For me, tramadol lands squarely in the gap between oral analgesics I might use for "no pain" – ibuprofen, acetaminophen – and analgesics I might use for "real pain" – hydrocodone derivatives. The literature describing the analgesic properties of tramadol is bizarre, with multiple comparisons with placebo, nerve blocks, adjunctive epidural anesthesia, etc., and very few head-to-head comparisons to the sorts of medications we routinely use. When there are comparative efficacy reports, they typically conclude that tramadol is effective...just as effective as the NSAIDs its being compared with.
The theory I've heard people use when considering use of tramadol is that it has a better safety profile than hydrocodone and is less dependence-forming. These claims may be true, but I do not believe they are true to the extent that it is clinically relevant. Tramadol still generates an opioid withdrawal syndrome and, as this article describes, overdose/abuse still results in apnea with need for ventilatory support.

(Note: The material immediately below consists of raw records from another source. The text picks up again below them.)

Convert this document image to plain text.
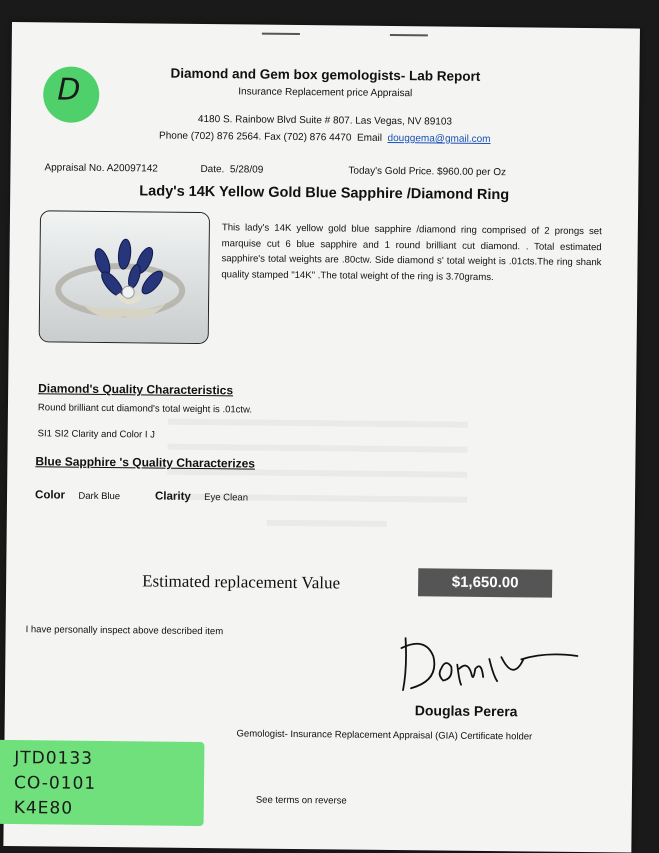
D	Diamond and Gem box gemologists- Lab Report
Insurance Replacement price Appraisal
4180 S. Rainbow Blvd Suite # 807. Las Vegas, NV 89103
Phone (702) 876 2564. Fax (702) 876 4470 Email douggema@gmail.com
Appraisal No. A20097142	Date. 5/28/09	Today's Gold Price. $960.00 per Oz
Lady's 14K Yellow Gold Blue Sapphire /Diamond Ring
This lady's 14K yellow gold blue sapphire /diamond ring comprised of 2 prongs set marquise cut 6 blue sapphire and 1 round brilliant cut diamond. . Total estimated sapphire's total weights are .80ctw. Side diamond s' total weight is .01cts.The ring shank quality stamped "14K" .The total weight of the ring is 3.70grams.
Diamond's Quality Characteristics
Round brilliant cut diamond's total weight is .01ctw.
SI1 SI2 Clarity and Color I J
Blue Sapphire 's Quality Characterizes
Color Dark Blue	Clarity Eye Clean
Estimated replacement Value	$1,650.00
I have personally inspect above described item
Douglas Perera
Gemologist- Insurance Replacement Appraisal (GIA) Certificate holder
See terms on reverse
JTD0133
CO-0101
K4E80
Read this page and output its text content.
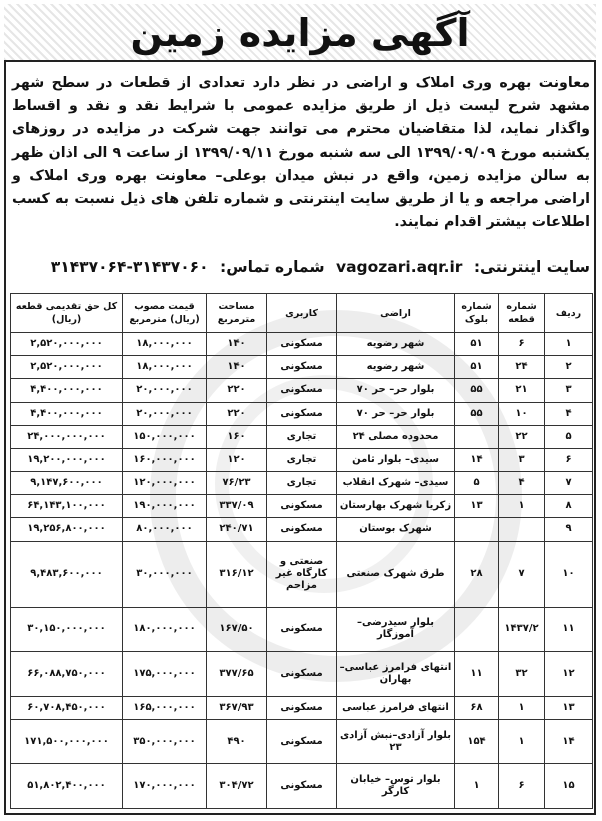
آگهی مزایده زمین
معاونت بهره وری املاک و اراضی در نظر دارد تعدادی از قطعات در سطح شهر مشهد شرح لیست ذیل از طریق مزایده عمومی با شرایط نقد و نقد و اقساط واگذار نماید، لذا متقاضیان محترم می توانند جهت شرکت در مزایده در روزهای یکشنبه مورخ ۱۳۹۹/۰۹/۰۹ الی سه شنبه مورخ ۱۳۹۹/۰۹/۱۱ از ساعت ۹ الی اذان ظهر به سالن مزایده زمین، واقع در نبش میدان بوعلی– معاونت بهره وری املاک و اراضی مراجعه و یا از طریق سایت اینترنتی و شماره تلفن های ذیل نسبت به کسب اطلاعات بیشتر اقدام نمایند.
سایت اینترنتی: vagozari.aqr.ir شماره تماس: ۳۱۴۳۷۰۶۰-۳۱۴۳۷۰۶۴
ردیف	شماره قطعه	شماره بلوک	اراضی	کاربری	مساحت مترمربع	قیمت مصوب (ریال) مترمربع	کل حق تقدیمی قطعه (ریال)
۱	۶	۵۱	شهر رضویه	مسکونی	۱۴۰	۱۸,۰۰۰,۰۰۰	۲,۵۲۰,۰۰۰,۰۰۰
۲	۲۴	۵۱	شهر رضویه	مسکونی	۱۴۰	۱۸,۰۰۰,۰۰۰	۲,۵۲۰,۰۰۰,۰۰۰
۳	۲۱	۵۵	بلوار حر– حر ۷۰	مسکونی	۲۲۰	۲۰,۰۰۰,۰۰۰	۴,۴۰۰,۰۰۰,۰۰۰
۴	۱۰	۵۵	بلوار حر– حر ۷۰	مسکونی	۲۲۰	۲۰,۰۰۰,۰۰۰	۴,۴۰۰,۰۰۰,۰۰۰
۵	۲۲		محدوده مصلی ۲۴	تجاری	۱۶۰	۱۵۰,۰۰۰,۰۰۰	۲۴,۰۰۰,۰۰۰,۰۰۰
۶	۳	۱۴	سیدی– بلوار ثامن	تجاری	۱۲۰	۱۶۰,۰۰۰,۰۰۰	۱۹,۲۰۰,۰۰۰,۰۰۰
۷	۴	۵	سیدی– شهرک انقلاب	تجاری	۷۶/۲۳	۱۲۰,۰۰۰,۰۰۰	۹,۱۴۷,۶۰۰,۰۰۰
۸	۱	۱۳	زکریا شهرک بهارستان	مسکونی	۳۳۷/۰۹	۱۹۰,۰۰۰,۰۰۰	۶۴,۱۴۳,۱۰۰,۰۰۰
۹			شهرک بوستان	مسکونی	۲۴۰/۷۱	۸۰,۰۰۰,۰۰۰	۱۹,۲۵۶,۸۰۰,۰۰۰
۱۰	۷	۲۸	طرق شهرک صنعتی	صنعتی و کارگاه غیر مزاحم	۳۱۶/۱۲	۳۰,۰۰۰,۰۰۰	۹,۴۸۳,۶۰۰,۰۰۰
۱۱	۱۴۳۷/۲		بلوار سیدرضی– آموزگار	مسکونی	۱۶۷/۵۰	۱۸۰,۰۰۰,۰۰۰	۳۰,۱۵۰,۰۰۰,۰۰۰
۱۲	۳۲	۱۱	انتهای فرامرز عباسی– بهاران	مسکونی	۳۷۷/۶۵	۱۷۵,۰۰۰,۰۰۰	۶۶,۰۸۸,۷۵۰,۰۰۰
۱۳	۱	۶۸	انتهای فرامرز عباسی	مسکونی	۳۶۷/۹۳	۱۶۵,۰۰۰,۰۰۰	۶۰,۷۰۸,۴۵۰,۰۰۰
۱۴	۱	۱۵۴	بلوار آزادی–نبش آزادی ۲۳	مسکونی	۴۹۰	۳۵۰,۰۰۰,۰۰۰	۱۷۱,۵۰۰,۰۰۰,۰۰۰
۱۵	۶	۱	بلوار توس– خیابان کارگر	مسکونی	۳۰۴/۷۲	۱۷۰,۰۰۰,۰۰۰	۵۱,۸۰۲,۴۰۰,۰۰۰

Additionally, tramadol is a GABA antagonist, lowering seizure threshold. Of the 525 patients overdosing primarily on tramadol retrospectively identified at this Iranian hospital, 19 experienced apnea and 242 (46.1%) experienced seizures. This is retrospective and co-ingestants cannot be fully ruled out, but the propensity for seizure is far more surprising than the incidence of apnea.
Tramadol has a role in pain control prescribing, but, in my practice, that role is tiny.